15.01.2019 | KRITIKEN, Theater

WIEN / Freie Bühne Wieden:
KOPENHAGEN von Michael Frayn
Premiere: 15. Jänner 2019

Man darf einen Autor wie den Briten Michael Frayn (Jahrgang 1933) nicht unterschätzen, nur weil er 1982 mit „Der nackte Wahnsinn“ (früher auch unter dem Titel „Lampenfieber“ gespielt, im Original: „Noises Off“) eine der brillantesten, verrücktesten und erfolgreichsten Komödien unserer Bühnen geschrieben hat. Das Stück „Kopenhagen“ aus dem Jahre 1998 wird seinem Nachruhm zuträglicher sein und immer hervorgeholt werden, wenn es darum geht, über Wissenschaft im allgemeinen und ihre Folgen im besonderen zu diskutieren – obwohl es eigentlich ein Stück über Menschen ist. Und darüber, dass man im pirandellesken Sinn nichts wissen kann. Nichts von den anderen – und nichts von sich selbst.

„Kopenhagen“, ein so wichtiges Stück, ist in den mehr als 20 Jahren seines Bestehens an keiner großen Wiener Bühne angekommen, nur die Drachengasse und das (damals noch existierende) International Theatre haben das Werk gespielt, letzteres in der englischen Originalfassung.
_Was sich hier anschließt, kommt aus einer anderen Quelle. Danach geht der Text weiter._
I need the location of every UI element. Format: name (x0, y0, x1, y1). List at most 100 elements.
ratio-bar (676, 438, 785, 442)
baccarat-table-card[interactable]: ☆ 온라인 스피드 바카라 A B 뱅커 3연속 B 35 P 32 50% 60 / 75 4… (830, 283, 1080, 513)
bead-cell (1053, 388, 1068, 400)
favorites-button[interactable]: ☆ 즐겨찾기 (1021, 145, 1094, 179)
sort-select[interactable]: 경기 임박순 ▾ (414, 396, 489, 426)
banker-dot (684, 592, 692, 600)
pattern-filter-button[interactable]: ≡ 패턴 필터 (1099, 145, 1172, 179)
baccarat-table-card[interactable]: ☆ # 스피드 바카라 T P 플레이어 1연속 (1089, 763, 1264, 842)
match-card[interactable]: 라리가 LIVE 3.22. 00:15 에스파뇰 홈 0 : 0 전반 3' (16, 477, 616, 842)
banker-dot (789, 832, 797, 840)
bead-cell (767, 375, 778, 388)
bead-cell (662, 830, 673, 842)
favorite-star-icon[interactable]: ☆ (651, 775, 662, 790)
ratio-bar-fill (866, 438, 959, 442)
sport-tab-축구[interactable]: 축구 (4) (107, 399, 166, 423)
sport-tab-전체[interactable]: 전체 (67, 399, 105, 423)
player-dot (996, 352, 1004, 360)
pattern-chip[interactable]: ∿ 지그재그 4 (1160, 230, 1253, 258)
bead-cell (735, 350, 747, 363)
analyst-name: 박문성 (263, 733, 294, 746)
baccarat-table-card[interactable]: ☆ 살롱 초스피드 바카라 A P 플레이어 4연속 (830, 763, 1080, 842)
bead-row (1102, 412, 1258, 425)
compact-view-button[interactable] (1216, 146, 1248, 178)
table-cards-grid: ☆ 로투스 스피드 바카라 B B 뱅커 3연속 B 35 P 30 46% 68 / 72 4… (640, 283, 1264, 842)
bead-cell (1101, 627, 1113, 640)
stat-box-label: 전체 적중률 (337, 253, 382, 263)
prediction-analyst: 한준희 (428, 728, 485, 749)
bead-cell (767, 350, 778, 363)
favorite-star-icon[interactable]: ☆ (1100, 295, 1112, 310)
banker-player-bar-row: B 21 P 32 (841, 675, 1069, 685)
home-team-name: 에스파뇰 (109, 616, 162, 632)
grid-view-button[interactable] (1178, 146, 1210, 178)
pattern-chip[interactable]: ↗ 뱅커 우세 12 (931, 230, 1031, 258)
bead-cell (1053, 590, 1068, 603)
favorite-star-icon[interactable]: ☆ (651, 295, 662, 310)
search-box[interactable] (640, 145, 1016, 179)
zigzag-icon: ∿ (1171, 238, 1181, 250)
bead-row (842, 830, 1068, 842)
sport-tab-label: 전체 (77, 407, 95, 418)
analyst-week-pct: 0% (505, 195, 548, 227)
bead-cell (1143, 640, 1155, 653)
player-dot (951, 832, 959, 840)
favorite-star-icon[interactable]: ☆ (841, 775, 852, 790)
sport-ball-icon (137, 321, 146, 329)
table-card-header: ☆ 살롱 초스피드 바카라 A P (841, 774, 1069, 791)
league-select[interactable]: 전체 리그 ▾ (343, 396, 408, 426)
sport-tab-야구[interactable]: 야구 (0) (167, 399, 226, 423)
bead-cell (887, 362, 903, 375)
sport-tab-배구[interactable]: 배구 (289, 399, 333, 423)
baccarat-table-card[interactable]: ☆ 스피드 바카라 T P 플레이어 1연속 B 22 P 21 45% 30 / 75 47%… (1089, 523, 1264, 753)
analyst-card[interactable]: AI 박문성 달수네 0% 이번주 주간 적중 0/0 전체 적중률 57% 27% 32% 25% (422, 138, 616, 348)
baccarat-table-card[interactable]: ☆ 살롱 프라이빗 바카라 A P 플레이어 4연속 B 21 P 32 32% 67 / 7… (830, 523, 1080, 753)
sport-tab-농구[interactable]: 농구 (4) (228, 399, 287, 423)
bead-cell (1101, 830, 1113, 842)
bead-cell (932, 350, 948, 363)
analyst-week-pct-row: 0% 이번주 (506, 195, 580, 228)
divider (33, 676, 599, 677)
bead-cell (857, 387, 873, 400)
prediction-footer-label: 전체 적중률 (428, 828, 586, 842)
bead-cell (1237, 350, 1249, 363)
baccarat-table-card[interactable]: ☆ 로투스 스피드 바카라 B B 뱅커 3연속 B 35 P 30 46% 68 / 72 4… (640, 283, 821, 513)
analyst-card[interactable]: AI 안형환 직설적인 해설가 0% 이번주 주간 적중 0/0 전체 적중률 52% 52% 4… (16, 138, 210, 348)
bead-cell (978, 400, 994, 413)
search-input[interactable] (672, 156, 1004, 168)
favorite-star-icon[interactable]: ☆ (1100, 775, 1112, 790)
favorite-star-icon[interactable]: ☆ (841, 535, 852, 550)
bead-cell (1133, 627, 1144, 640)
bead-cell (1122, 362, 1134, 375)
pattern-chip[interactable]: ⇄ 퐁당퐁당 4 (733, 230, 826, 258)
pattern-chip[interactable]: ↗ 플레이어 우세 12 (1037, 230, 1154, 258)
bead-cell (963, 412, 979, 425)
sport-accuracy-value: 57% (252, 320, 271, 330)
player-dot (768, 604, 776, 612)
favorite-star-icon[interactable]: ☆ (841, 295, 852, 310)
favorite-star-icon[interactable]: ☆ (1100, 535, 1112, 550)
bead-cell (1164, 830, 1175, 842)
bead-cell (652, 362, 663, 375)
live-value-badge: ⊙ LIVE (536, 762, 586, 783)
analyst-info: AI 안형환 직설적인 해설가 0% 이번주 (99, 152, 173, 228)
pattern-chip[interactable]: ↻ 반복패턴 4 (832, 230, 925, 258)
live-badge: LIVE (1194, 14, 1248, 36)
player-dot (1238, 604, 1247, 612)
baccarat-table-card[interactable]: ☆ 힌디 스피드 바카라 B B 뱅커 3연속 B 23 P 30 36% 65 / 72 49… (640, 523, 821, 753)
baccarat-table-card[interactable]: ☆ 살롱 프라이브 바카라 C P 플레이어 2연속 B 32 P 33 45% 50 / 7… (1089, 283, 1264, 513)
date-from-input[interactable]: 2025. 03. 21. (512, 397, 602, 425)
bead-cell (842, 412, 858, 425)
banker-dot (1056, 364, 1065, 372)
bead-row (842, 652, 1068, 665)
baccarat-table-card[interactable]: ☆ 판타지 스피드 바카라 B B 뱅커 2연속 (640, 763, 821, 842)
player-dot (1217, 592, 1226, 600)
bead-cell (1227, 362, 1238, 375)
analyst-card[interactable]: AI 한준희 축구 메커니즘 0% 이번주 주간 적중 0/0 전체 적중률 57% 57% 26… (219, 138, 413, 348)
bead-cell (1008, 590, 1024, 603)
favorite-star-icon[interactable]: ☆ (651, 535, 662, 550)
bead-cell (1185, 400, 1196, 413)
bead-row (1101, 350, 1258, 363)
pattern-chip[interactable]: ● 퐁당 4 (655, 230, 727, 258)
Michaela Ehrenstein, die heuer ihr 10-Jahr-Jubiläum als Direktorin der Freien Bühne Wieden feiert (zur Premiere kamen die Vorgänger, Topsy Küppers und Gerald Szyszkowitz), hat sich gerade dieses Stück für ihr Haus gewünscht. Sie gibt damit vielen Theaterbesuchern vermutlich die erste Möglichkeit des Kennenlernens.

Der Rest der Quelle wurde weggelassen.